Bio: I am an Associate Professor in Spanish at the University of Oxford, and a Fellow of Wadham College. I specialise in modern and contemporary Latin American literature, with a particular interest in the environmental humanities, gender, and affect. Centring on the dynamics between affect and literary form, my current research project investigates how contemporary women writers from Latin America grapple with major problems faced by the region in the twenty-first century—including environmental degradation and violence against women—through innovative aesthetics and experimental modes of storytelling.


Thyase Madella (Universidade Federal de Sergipe), “The Borderlands as a Decolonial Multispecies Locale”

Abstract: This work analyzes how Gloria Anzaldúa’s concept of the Borderlands (1987) functions as a decolonial multispecies perspective that counteracts humanistic rationality. The investigation focuses on the Borderlands as a geographically located material performativity that takes into consideration the knowledge and experience of marginalized multispecies subjects. Anzaldúa’s decolonial thinking develops from the dehumanization, violence, and exploitation inflicted upon the land, peoples, and all beings constituting this space she calls “Borderlands”. Consequently, her theorizations are grounded in the material reality and complex entanglements of Borderlands life. Within this framework, Anzaldúa forges kin companionships that are illegible within Enlightenment-based individualism. In doing so, she envisions new archetypes by drawing on Indigenous and non-human knowledge to imagine possibilities for existence outside the constraints of Western, white, colonial, and Anglo-European society. The onto-epistemology of the Borderlands thus counters the humanist discourse that relegates nonhuman existence, including humans who are marginalized or do not fit into a normative expectation, to inferiority. The rationality embedded in the coloniality of knowledge is dismantled by a theorization that values knowledge and beings from a marginalized space, which unfolds into the dismantling of binary constructions such as us/them, superior/inferior, human/nature, West/rest. Ultimately, this work argues that the Borderlands are constituted by the lands, territory, history, ancestors, spirituality, and the constant articulation between the human and nonhuman in creating these psychological and geographical spaces. The very concept of Borderlands, discussing the space in the multiplicity of the whole in which it is formed, is by itself a human and nonhuman articulation. The non-normative constitution of this kind of space is exactly what allows different possibilities of beings. This analysis is informed by the material and decolonial theories of Gloria Anzaldúa, Jasbir Puar, Donna Haraway, Rosi Braidotti, Stacy Alaimo, Karen Barad, and AnaLouise Keating. 
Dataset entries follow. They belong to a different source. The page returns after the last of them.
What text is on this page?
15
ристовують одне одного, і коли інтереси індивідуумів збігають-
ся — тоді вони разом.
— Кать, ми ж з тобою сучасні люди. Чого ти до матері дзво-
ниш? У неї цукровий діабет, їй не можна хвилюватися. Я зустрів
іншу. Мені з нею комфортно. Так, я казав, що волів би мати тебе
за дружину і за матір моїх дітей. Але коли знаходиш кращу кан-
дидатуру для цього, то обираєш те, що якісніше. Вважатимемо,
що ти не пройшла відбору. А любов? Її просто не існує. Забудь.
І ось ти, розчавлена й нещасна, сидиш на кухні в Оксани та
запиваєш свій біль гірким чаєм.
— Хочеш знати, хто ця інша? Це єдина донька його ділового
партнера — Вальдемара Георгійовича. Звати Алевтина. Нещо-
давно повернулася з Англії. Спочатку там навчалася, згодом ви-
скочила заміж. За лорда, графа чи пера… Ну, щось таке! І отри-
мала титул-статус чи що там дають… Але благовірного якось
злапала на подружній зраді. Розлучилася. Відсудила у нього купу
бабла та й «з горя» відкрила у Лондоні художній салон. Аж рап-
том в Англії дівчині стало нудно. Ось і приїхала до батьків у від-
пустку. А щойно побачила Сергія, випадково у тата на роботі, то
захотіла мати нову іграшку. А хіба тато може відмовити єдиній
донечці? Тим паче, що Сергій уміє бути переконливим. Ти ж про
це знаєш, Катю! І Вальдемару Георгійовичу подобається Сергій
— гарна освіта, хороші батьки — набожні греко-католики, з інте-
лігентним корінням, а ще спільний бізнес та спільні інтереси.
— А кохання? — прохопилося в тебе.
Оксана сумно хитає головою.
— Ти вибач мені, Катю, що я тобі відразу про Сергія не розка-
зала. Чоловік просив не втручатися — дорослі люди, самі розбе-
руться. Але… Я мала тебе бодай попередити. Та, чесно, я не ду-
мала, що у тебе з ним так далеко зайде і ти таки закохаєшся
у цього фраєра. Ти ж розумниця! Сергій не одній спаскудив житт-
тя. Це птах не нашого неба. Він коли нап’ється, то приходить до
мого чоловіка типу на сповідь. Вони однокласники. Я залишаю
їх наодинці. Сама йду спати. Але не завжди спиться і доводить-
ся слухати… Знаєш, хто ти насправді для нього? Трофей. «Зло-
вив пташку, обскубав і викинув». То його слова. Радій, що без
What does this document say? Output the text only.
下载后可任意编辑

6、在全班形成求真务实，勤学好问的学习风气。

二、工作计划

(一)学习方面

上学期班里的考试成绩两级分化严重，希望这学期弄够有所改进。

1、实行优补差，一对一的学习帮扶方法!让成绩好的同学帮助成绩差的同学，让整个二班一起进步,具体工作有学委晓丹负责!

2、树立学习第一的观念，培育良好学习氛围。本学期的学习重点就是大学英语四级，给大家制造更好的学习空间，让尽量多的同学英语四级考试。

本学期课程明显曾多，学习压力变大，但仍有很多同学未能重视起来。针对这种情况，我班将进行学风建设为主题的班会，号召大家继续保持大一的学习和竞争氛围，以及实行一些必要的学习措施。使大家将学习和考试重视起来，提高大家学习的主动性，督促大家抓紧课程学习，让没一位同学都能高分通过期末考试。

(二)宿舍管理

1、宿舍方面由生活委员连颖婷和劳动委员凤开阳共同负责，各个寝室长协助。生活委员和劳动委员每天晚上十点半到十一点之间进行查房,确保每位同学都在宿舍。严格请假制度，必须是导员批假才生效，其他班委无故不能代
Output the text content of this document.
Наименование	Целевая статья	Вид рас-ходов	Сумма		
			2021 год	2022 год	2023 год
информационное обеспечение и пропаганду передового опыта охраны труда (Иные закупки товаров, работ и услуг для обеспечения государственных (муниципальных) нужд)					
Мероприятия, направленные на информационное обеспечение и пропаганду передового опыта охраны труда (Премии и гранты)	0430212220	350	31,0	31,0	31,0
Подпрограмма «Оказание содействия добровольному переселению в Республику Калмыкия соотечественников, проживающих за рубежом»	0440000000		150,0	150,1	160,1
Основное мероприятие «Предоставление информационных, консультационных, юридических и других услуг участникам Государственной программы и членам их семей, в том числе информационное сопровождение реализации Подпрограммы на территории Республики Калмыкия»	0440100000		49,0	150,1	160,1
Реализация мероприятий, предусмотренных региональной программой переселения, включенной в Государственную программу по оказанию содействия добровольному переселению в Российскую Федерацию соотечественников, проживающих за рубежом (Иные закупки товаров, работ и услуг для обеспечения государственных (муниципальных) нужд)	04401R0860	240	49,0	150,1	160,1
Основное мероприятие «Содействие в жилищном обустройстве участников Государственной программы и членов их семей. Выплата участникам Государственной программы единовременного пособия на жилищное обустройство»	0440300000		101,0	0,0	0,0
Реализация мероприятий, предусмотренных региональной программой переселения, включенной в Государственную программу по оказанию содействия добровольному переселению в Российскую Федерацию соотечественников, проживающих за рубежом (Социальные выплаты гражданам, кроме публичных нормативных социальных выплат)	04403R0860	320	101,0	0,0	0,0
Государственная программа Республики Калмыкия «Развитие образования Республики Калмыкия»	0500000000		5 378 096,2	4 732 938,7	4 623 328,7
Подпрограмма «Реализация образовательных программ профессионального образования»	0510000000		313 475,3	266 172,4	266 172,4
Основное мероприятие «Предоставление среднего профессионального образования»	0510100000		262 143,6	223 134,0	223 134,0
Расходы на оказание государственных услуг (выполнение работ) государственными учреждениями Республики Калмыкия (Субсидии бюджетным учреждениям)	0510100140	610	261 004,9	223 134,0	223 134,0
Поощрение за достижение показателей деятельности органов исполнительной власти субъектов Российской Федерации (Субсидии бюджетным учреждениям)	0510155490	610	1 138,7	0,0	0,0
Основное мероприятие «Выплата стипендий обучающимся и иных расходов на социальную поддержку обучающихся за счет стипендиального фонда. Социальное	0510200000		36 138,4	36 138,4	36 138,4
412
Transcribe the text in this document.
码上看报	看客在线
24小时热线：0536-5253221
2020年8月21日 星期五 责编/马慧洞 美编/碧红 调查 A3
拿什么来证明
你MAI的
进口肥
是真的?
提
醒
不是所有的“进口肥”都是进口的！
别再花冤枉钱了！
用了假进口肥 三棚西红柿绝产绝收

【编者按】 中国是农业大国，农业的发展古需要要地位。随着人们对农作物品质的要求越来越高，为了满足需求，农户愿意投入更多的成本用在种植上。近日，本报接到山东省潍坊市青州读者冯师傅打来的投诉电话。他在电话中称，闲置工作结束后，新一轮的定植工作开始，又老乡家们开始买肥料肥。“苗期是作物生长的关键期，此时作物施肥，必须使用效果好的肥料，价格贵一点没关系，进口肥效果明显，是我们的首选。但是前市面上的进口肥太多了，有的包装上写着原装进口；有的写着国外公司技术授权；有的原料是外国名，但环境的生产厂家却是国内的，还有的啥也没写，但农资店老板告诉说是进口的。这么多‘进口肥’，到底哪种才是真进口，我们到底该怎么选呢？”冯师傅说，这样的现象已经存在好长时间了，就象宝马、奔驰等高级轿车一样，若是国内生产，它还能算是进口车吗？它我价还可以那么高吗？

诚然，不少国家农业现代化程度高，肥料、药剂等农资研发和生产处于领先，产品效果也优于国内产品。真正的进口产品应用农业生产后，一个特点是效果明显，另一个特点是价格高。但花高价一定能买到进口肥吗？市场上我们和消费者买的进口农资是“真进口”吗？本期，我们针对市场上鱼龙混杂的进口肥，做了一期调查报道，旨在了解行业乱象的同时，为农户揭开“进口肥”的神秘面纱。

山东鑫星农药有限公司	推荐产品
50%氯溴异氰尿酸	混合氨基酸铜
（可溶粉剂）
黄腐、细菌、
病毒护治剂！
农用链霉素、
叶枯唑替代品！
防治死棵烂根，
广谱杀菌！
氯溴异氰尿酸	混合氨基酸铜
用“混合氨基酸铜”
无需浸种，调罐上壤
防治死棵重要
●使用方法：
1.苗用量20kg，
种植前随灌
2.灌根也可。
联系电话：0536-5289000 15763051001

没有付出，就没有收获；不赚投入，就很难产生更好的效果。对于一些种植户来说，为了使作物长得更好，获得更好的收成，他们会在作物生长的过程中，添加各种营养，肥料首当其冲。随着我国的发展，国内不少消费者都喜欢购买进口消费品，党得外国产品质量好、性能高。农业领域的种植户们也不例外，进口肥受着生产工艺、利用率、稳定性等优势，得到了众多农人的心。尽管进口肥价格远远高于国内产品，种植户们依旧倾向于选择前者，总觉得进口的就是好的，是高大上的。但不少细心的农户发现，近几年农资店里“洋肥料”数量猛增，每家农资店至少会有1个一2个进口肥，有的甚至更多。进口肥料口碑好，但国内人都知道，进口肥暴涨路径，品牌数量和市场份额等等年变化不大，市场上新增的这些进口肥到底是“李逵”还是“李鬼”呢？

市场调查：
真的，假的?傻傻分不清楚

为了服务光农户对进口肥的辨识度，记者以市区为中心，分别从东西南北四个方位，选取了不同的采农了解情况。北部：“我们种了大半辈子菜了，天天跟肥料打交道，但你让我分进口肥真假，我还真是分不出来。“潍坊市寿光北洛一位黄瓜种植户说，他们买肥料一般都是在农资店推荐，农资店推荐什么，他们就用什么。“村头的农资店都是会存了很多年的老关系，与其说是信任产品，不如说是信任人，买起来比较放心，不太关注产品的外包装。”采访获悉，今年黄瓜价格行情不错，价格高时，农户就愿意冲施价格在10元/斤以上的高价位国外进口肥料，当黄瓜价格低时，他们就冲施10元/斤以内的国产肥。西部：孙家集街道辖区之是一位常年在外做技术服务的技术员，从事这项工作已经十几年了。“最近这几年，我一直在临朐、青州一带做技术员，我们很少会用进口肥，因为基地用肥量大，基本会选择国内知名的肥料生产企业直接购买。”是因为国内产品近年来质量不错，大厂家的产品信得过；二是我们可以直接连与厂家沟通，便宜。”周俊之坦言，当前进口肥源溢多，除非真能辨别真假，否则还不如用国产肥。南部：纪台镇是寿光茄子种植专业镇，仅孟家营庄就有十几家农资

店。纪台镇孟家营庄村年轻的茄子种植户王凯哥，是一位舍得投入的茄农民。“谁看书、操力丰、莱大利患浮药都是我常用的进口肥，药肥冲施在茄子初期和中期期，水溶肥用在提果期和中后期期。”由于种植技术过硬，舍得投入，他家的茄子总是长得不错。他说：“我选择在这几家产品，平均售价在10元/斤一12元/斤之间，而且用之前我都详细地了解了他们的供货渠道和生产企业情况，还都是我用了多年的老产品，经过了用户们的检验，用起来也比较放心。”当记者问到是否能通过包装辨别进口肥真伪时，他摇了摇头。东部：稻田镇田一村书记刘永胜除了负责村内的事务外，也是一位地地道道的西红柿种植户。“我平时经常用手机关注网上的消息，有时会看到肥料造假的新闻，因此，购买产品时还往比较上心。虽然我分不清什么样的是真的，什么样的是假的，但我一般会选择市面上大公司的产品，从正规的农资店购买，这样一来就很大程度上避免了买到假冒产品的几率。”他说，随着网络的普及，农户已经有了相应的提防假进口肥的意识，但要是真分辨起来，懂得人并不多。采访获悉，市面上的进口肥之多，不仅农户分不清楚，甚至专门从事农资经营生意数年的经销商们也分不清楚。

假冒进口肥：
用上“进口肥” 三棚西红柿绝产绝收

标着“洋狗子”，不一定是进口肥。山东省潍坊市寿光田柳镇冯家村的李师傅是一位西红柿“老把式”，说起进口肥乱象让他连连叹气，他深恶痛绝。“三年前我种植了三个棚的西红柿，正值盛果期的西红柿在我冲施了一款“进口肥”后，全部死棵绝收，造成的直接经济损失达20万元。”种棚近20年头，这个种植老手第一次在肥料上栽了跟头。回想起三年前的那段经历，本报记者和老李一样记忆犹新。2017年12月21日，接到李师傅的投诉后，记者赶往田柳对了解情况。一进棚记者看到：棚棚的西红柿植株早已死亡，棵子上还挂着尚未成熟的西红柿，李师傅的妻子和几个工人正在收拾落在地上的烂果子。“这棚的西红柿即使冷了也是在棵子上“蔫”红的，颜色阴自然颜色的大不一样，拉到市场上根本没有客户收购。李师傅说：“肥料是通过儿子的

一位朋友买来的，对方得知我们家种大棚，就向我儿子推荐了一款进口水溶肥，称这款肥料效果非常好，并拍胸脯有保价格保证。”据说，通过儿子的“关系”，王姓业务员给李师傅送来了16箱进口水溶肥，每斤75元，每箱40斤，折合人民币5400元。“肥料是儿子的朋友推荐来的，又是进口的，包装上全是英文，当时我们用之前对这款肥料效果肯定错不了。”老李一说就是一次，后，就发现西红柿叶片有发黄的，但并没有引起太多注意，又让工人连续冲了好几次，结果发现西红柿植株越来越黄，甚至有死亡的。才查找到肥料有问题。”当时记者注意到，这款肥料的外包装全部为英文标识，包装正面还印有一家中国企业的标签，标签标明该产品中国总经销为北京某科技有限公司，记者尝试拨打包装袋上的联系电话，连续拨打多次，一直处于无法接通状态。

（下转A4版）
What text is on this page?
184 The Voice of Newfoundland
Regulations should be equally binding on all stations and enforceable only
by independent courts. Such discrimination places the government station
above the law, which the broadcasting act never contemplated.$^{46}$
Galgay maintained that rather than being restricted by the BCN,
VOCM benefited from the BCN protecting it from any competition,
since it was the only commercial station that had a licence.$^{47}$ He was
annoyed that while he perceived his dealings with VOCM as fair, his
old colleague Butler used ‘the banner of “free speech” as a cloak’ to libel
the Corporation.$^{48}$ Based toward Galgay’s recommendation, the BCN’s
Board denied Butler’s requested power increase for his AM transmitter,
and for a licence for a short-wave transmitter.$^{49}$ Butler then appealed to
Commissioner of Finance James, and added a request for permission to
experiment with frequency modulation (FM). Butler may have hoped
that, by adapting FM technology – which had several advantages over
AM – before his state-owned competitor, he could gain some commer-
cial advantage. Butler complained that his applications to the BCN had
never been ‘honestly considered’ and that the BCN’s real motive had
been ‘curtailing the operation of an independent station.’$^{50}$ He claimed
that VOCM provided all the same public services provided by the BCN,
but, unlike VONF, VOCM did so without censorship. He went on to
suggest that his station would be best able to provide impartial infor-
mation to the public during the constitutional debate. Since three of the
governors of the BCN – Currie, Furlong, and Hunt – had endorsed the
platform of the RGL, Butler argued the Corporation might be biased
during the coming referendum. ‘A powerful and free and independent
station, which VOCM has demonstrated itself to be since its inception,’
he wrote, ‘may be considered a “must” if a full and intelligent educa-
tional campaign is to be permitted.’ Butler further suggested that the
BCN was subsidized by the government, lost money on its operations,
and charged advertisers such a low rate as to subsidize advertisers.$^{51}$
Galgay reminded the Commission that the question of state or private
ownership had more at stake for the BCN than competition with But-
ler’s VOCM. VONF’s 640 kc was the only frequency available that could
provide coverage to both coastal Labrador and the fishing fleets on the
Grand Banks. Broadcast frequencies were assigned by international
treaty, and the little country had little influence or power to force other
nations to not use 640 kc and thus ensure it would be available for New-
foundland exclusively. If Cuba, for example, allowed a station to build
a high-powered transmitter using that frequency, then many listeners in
Bio: Thayse Madella is a Professor of English at the Federal University of Sergipe (UFS), Brazil. She holds a Ph.D. in English from the Federal University of Santa Catarina (UFSC), Brazil, where her dissertation, Cartography of Chicana Desire, explored the intersections of subjectivity, space, and desire in Chicana literature. Her academic journey also includes research conducted at Trinity University in San Antonio, Texas, as a Fulbright grant recipient.